Poster presentation | Open | Published:
Influence of PKG on insulin signalling and GSK3 phosphorylation in SH-SY5Y cells
BMC Pharmacology and Toxicologyvolume 14, Article number: P60 (2013)
Extracellular Amyloid-β (Aβ) plaques and intracellular neuro-fibrillary tangles (NFTs) of hyperphosphorylated Tau (τ) protein are considered to be the hallmarks of Alzheimer’s disease (AD) . Aβ is secreted due to the sequential cleavage of the amyloidβ precursor protein (APP) by β- and γ- secretases (β cleavage) , whereas the intracellular signalling protein glycogen synthase kinase 3 (GSK3) has been implicated to cause τ- hyperphosphorylation leading to the formation of NFTs .
It has been shown earlier that the cleavage of APP by α- and γ- secretases (α- cleavage) is enhanced by insulin through the PI3K- Akt pathway . GSK3 is a further downstream component of this pathway which has been shown to induce τ phosphorylation. Inhibition of GSK3 has also been shown to increase lysosomal biogenesis leading to autophagic degradation of APP .
Materials and methods
For the purposes of this study, human neuroblastoma (SH-SY5Y) cells were used. Cells expressing wtAPP, bovine cGMP dependent protein kinase 1-alpha (PKG1α) and murine PKG2 were generated by lentiviral transduction and were stimulated with 200µM 8-pCPT-cGMP or/and 1µM insulin for 15 min or 2 hrs. The cells were then lysed and the proteins analysed by Western Blotting.

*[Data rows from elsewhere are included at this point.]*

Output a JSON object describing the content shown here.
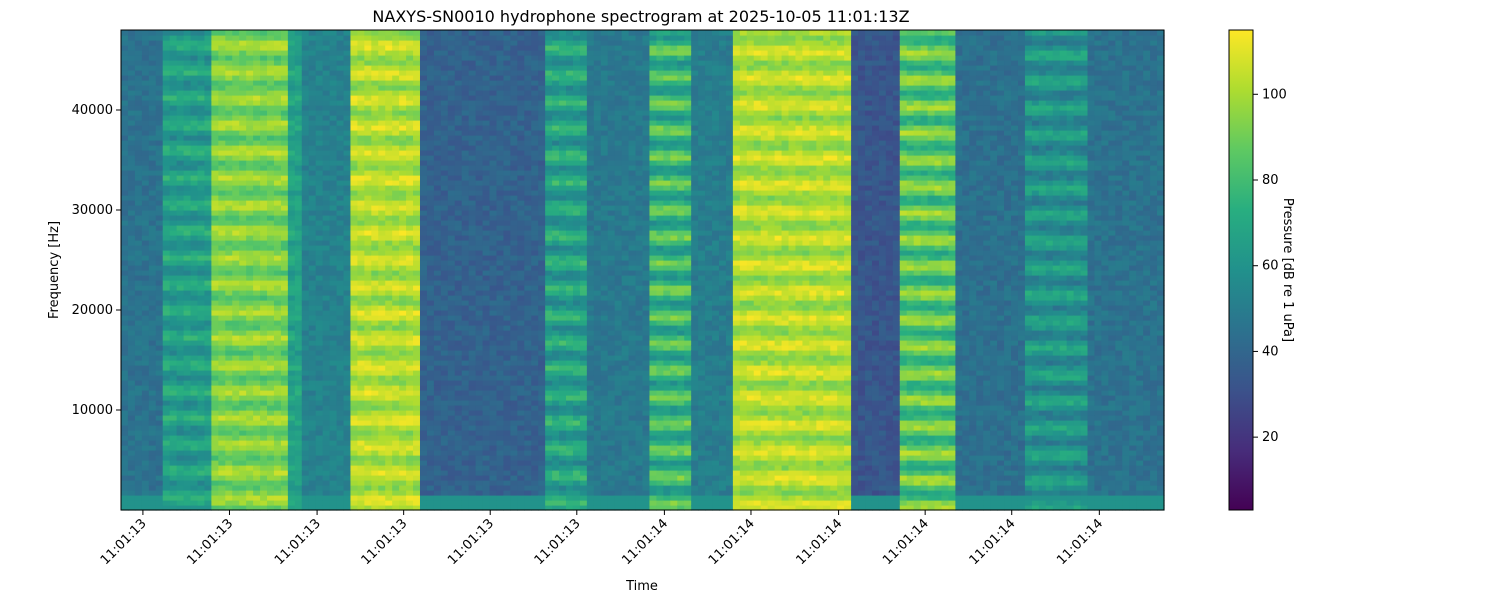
{
  "chart_data": {
    "type": "heatmap",
    "title": "NAXYS-SN0010 hydrophone spectrogram at 2025-10-05 11:01:13Z",
    "xlabel": "Time",
    "ylabel": "Frequency [Hz]",
    "ylim": [
      0,
      48000
    ],
    "y_ticks": [
      10000,
      20000,
      30000,
      40000
    ],
    "x_tick_labels": [
      "11:01:13",
      "11:01:13",
      "11:01:13",
      "11:01:13",
      "11:01:13",
      "11:01:13",
      "11:01:14",
      "11:01:14",
      "11:01:14",
      "11:01:14",
      "11:01:14",
      "11:01:14"
    ],
    "x_tick_fractions": [
      0.021,
      0.104,
      0.188,
      0.271,
      0.354,
      0.437,
      0.521,
      0.604,
      0.688,
      0.771,
      0.854,
      0.938
    ],
    "colorbar": {
      "label": "Pressure [dB re 1 uPa]",
      "range": [
        3,
        115
      ],
      "ticks": [
        20,
        40,
        60,
        80,
        100
      ],
      "colormap": "viridis"
    },
    "grid": false,
    "time_segments": [
      {
        "t_start": 0.0,
        "t_end": 0.04,
        "level_db": 45,
        "harmonic_depth": 0.0
      },
      {
        "t_start": 0.04,
        "t_end": 0.085,
        "level_db": 74,
        "harmonic_depth": 0.25
      },
      {
        "t_start": 0.085,
        "t_end": 0.16,
        "level_db": 102,
        "harmonic_depth": 0.18
      },
      {
        "t_start": 0.16,
        "t_end": 0.175,
        "level_db": 70,
        "harmonic_depth": 0.1
      },
      {
        "t_start": 0.175,
        "t_end": 0.22,
        "level_db": 52,
        "harmonic_depth": 0.0
      },
      {
        "t_start": 0.22,
        "t_end": 0.29,
        "level_db": 110,
        "harmonic_depth": 0.15
      },
      {
        "t_start": 0.29,
        "t_end": 0.41,
        "level_db": 38,
        "harmonic_depth": 0.0
      },
      {
        "t_start": 0.41,
        "t_end": 0.45,
        "level_db": 78,
        "harmonic_depth": 0.3
      },
      {
        "t_start": 0.45,
        "t_end": 0.505,
        "level_db": 48,
        "harmonic_depth": 0.0
      },
      {
        "t_start": 0.505,
        "t_end": 0.545,
        "level_db": 92,
        "harmonic_depth": 0.35
      },
      {
        "t_start": 0.545,
        "t_end": 0.585,
        "level_db": 50,
        "harmonic_depth": 0.0
      },
      {
        "t_start": 0.585,
        "t_end": 0.7,
        "level_db": 110,
        "harmonic_depth": 0.15
      },
      {
        "t_start": 0.7,
        "t_end": 0.745,
        "level_db": 33,
        "harmonic_depth": 0.0
      },
      {
        "t_start": 0.745,
        "t_end": 0.8,
        "level_db": 100,
        "harmonic_depth": 0.3
      },
      {
        "t_start": 0.8,
        "t_end": 0.87,
        "level_db": 44,
        "harmonic_depth": 0.0
      },
      {
        "t_start": 0.87,
        "t_end": 0.925,
        "level_db": 70,
        "harmonic_depth": 0.3
      },
      {
        "t_start": 0.925,
        "t_end": 1.0,
        "level_db": 45,
        "harmonic_depth": 0.0
      }
    ]
  }
}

SH-SY5Y cells stably overexpressing APP, PKG1α and PKG2 were used to analyze the crosstalk between the cGMP-PKG and insulin signalling cascades that was reported in brown adipose tissue . As is known, upon insulin stimulation, the APP overexpressing cells showed a marked increase in the α-cleavage of APP with increased secreted APPα levels (sAPPα). Analyzing the insulin pathway components in the cells overexpressing PKG (1α or 2), a significant increase in phosphorylation of GSK3 was also seen when these cells were stimulated with cGMP, implying that PKG influences the downstream phosphorylation events in insulin signalling. While, PKG1α overexpressing cells also showed a marked reduction in intracellular holoAPP levels with consequent reduction in extracellular sAPPα levels as well.
Our results suggest a possible crosstalk between cGMP-PKG and insulin signalling cascades. PKG1α and PKG2 enhanced GSK3 phosphorylation upon cGMP stimulation, while PKG1α affected levels of intracellular holoAPP thus reducing extracellular sAPPα levels.
Influence of PKG on GSK3 phosphorylation renders it as a viable and valuable target for AD therapeutics following a two-pronged approach; to reduce secreted Aβ levels by enhancing lysosomal biogenesis and simultaneous τ hyperphosphorylation reduction.